Übrigens gibt es im Elsass und in Lothringen bereits eine Krankenkasse, die alle Behandlungskosten abdeckt. Sie ist ein Erbe der Zeit zwischen 1871 und 1918, als nach dem Deutsch-Französischen Krieg von 1870/71 Elsass und Lothringen zum Deutschen Reich gehörten und hier das von Reichskanzler Bismarck eingeführte Sozialversicherungssystem galt. Heute möchten es die hier lebenden Franzosen nicht mehr missen. Dafür, es auf ganz Frankreich auszudehnen, fehlt aber der politische Wille.

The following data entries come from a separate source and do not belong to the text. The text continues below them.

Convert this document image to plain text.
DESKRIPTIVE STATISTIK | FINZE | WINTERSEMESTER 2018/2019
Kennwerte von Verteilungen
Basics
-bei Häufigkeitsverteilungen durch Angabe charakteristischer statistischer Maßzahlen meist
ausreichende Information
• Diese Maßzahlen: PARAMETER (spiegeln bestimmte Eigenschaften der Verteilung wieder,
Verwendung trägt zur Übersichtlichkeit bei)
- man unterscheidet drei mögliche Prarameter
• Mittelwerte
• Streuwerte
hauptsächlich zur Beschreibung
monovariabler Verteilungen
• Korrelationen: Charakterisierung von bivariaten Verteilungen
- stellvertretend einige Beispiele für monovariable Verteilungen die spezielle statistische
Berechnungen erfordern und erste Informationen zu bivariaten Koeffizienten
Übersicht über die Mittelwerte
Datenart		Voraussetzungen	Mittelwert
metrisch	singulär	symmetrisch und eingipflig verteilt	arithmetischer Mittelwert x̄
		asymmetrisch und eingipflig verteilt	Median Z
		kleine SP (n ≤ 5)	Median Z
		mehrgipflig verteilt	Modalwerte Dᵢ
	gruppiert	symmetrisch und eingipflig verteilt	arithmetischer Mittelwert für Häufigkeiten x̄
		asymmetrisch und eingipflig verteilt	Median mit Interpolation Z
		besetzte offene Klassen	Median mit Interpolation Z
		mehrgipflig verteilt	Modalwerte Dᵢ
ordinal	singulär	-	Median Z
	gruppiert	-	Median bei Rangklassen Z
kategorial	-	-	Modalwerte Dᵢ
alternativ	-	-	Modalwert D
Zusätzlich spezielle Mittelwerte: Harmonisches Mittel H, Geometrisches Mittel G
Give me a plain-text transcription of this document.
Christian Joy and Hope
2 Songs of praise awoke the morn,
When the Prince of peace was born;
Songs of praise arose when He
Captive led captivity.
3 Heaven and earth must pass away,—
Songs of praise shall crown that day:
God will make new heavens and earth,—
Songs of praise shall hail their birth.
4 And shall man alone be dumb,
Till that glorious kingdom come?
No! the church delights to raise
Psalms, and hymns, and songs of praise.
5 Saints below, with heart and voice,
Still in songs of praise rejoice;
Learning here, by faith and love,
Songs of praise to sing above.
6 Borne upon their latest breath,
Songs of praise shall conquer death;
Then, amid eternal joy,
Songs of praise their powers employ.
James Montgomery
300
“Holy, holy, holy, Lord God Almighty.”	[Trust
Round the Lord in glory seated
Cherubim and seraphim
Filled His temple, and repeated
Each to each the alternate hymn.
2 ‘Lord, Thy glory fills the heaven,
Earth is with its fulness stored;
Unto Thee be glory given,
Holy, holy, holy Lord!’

Es ist fraglich, ob die Debatte zur Sozialversicherung wie geplant bis Ende der Woche abgeschlossen wird. Die Regierung dürfte zunächst auf eine Abstimmung in der Nationalversammlung verzichten und den Text an den Senat, die zweite Kammer des Parlaments, weiterleiten, wo es eine rechte Mehrheit gibt. Wenn der Text dort in erster Lesung behandelt wurde, kommt er zurück in die Nationalversammlung zur zweiten Lesung. Wie ein Regierungssprecher erklärte, will Premier Michel Barnier »den bequemeren Weg« vermeiden und nicht den Paragrafen 49.3 nutzen, bei dem die Annahme ohne Abstimmung mit der Vertrauensfrage verbunden wird.